Digital Rare Book:
The Purana text of the dynasties of the Kali Age
By Frederick Eden Pargiter
Published by Humphrey Milford, London - 1918
"Accounts of the dynasties that reigned in India during the Kali age are found in the Matsya, Vayu, Brahmanda, Visnu, Bhagavata, Garuda, and Bhavisya Puranas."
Read Book Online:
http://bit.ly/2mo7rBq
Download pdf book:
http://bit.ly/2lkRP0D
Review by Kosla Vepa:
It was F E Pargiter, who introduced the notion of a Synchronism in Indian Historiography, in one of the first such works to appear in a European language, which lent credulity to the Puranic texts, he was the first to analyze them in detail and publish his findings in a book. Even so, Pargiter had fallen prey to the propensity of the colonial overlord to tamper with the data instead of reporting on it in a dispassionate manner with Vairagya and Viveka.
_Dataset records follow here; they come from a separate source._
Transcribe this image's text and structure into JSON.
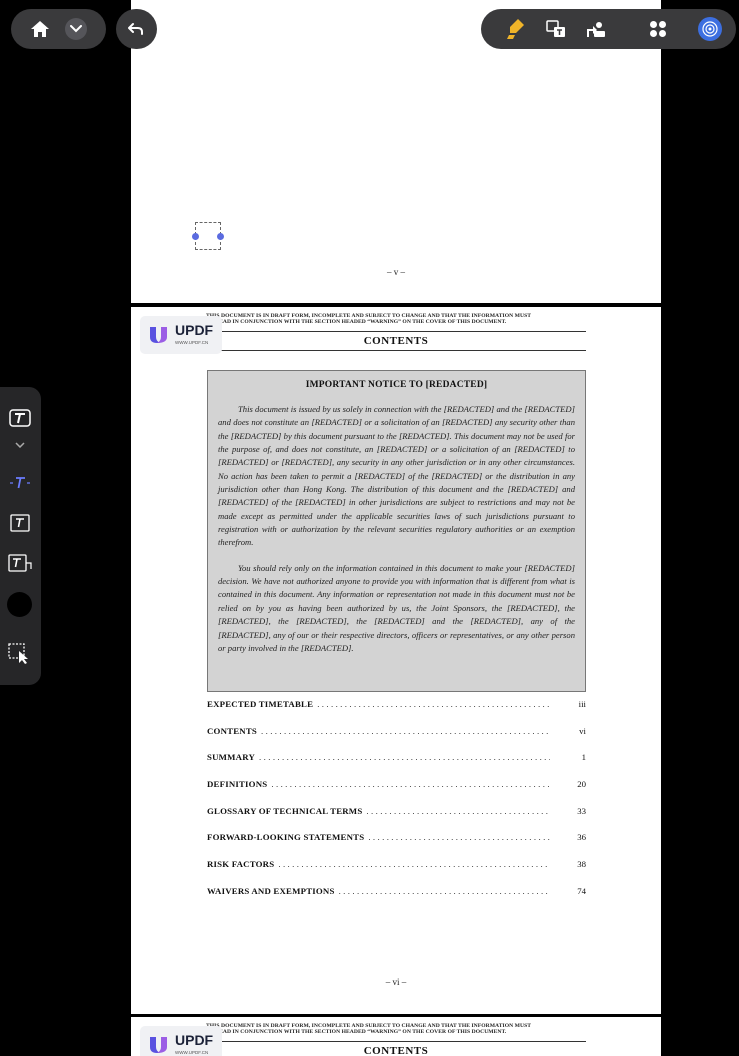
{
  "top_page": {
    "page_number": "– v –"
  },
  "main_page": {
    "draft_notice_line1": "THIS DOCUMENT IS IN DRAFT FORM, INCOMPLETE AND SUBJECT TO CHANGE AND THAT THE INFORMATION MUST",
    "draft_notice_line2": "BE READ IN CONJUNCTION WITH THE SECTION HEADED “WARNING” ON THE COVER OF THIS DOCUMENT.",
    "title": "CONTENTS",
    "watermark": {
      "name": "UPDF",
      "url": "WWW.UPDF.CN"
    },
    "notice": {
      "title": "IMPORTANT NOTICE TO [REDACTED]",
      "paragraph1": "This document is issued by us solely in connection with the [REDACTED] and the [REDACTED] and does not constitute an [REDACTED] or a solicitation of an [REDACTED] any security other than the [REDACTED] by this document pursuant to the [REDACTED]. This document may not be used for the purpose of, and does not constitute, an [REDACTED] or a solicitation of an [REDACTED] to [REDACTED] or [REDACTED], any security in any other jurisdiction or in any other circumstances. No action has been taken to permit a [REDACTED] of the [REDACTED] or the distribution in any jurisdiction other than Hong Kong. The distribution of this document and the [REDACTED] and [REDACTED] of the [REDACTED] in other jurisdictions are subject to restrictions and may not be made except as permitted under the applicable securities laws of such jurisdictions pursuant to registration with or authorization by the relevant securities regulatory authorities or an exemption therefrom.",
      "paragraph2": "You should rely only on the information contained in this document to make your [REDACTED] decision. We have not authorized anyone to provide you with information that is different from what is contained in this document. Any information or representation not made in this document must not be relied on by you as having been authorized by us, the Joint Sponsors, the [REDACTED], the [REDACTED], the [REDACTED], the [REDACTED] and the [REDACTED], any of the [REDACTED], any of our or their respective directors, officers or representatives, or any other person or party involved in the [REDACTED]."
    },
    "toc": [
      {
        "label": "EXPECTED TIMETABLE",
        "page": "iii"
      },
      {
        "label": "CONTENTS",
        "page": "vi"
      },
      {
        "label": "SUMMARY",
        "page": "1"
      },
      {
        "label": "DEFINITIONS",
        "page": "20"
      },
      {
        "label": "GLOSSARY OF TECHNICAL TERMS",
        "page": "33"
      },
      {
        "label": "FORWARD-LOOKING STATEMENTS",
        "page": "36"
      },
      {
        "label": "RISK FACTORS",
        "page": "38"
      },
      {
        "label": "WAIVERS AND EXEMPTIONS",
        "page": "74"
      }
    ],
    "toc_leader": "......................................................................................................................",
    "page_number": "– vi –"
  },
  "next_page": {
    "draft_notice_line1": "THIS DOCUMENT IS IN DRAFT FORM, INCOMPLETE AND SUBJECT TO CHANGE AND THAT THE INFORMATION MUST",
    "draft_notice_line2": "BE READ IN CONJUNCTION WITH THE SECTION HEADED “WARNING” ON THE COVER OF THIS DOCUMENT.",
    "title": "CONTENTS",
    "watermark": {
      "name": "UPDF",
      "url": "WWW.UPDF.CN"
    }
  },
  "toolbar": {
    "left_icons": [
      "home-icon",
      "chevron-down-icon",
      "undo-icon"
    ],
    "right_icons": [
      "highlighter-icon",
      "translate-icon",
      "convert-icon",
      "grid-icon",
      "ai-assistant-icon"
    ],
    "highlight_color": "#f0b429",
    "accent_color": "#3d6fe0"
  },
  "side_tools": {
    "icons": [
      "text-tool-icon",
      "chevron-down-icon",
      "text-cursor-icon",
      "text-box-icon",
      "text-callout-icon",
      "color-swatch",
      "select-tool-icon"
    ],
    "active_tool": "text-cursor-icon",
    "active_color": "#6b7cff",
    "swatch_color": "#000000"
  }
}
In so doing he follows the pattern of British Indian civil servants, whowith literally dozens of domestic servants to relieve them of daily chores and ample time and a security enabled through palatial and sumptuous salaries at the cost of the impoverished Indian, were able to indulge in the favorite pastime of rewriting and reinterpreting Indian History in a form more palatable tothe European audience. But Pargiter exhibits a degree of adherence to the evidence not evident in most other writers from the Occident. Despite his scholarship, the constant contact with Indians who were mostly in a subordinate role and generally obsequious in their behavior to most Occidentals, had taken itstoll on objectivity and there is palpable condescension in the narrative that he spins and like other English historians, he does not seem to have sought the opinion and review of Indic Pundits.The concern about synchronism was a natural one and stemmed from the need for understanding the relationship between various overlapping dynasties that spanned a millennial time frame. Hailing as they did, from a small island, they were not used to seeing the sheer plethora of dynastic families that ruled over the different parts of the subcontinent during the millennia. More importantly, the tendency to disbelieve any dates or the absolute chronology was so strong, that they were looking for external synchronisms, especially with respect to an Occidental. The difficulty was that there was not much of a civilization in the Occident during the millennia prior to 1000 BCE, with the exception of the countries surrounding the eastern Mediterranean. As a result, there is no record that is accessible to us even of travelers from Greece or Babylon during the time frame in question. This is not to say that absence of evidence is evidence of absence. It is just that more work needs to be done to see if there were other travelers to India during the time period under consideration
Read more:
http://bit.ly/1MEcbLN
Image:
A folio from a Bhagavata Purana series: Ugrashavas beginning to narrate the Bhagavata Purana to the sages at his ashram in the forest
Pahari, early 19th Century
This is folio 14 from the first book and illustrates the opening of the Bhagavata Purana. When the sages ask Ugrashavas to tell them about Krishna, he starts narrating the Bhagavata Purana to them, at his ashram in the Naimisha forest. Ugrashravas belonged to the suta caste and is believed to be the narrator of several Puranas including the Mahabharata and the Harivamsa.
Image and text credit: Bonhams
Has anyone updated or corrected this version after 1927 ??
Pargiter died at Oxford on 18 February 1927 in his seventy-fifth year. In his Ancient Indian Historical Tradition, taking the accession of Chandragupta Maurya in 321 BC as his reference point, Pargiter dated the Battle of Kurukshetra to 950 BC assigning an average of 14.48 years for each king mentioned in the Puranic lists.
ï¸Thank youâ¤ï¸
I have a latter edition of this book. Will need to look up the year and edit this comment.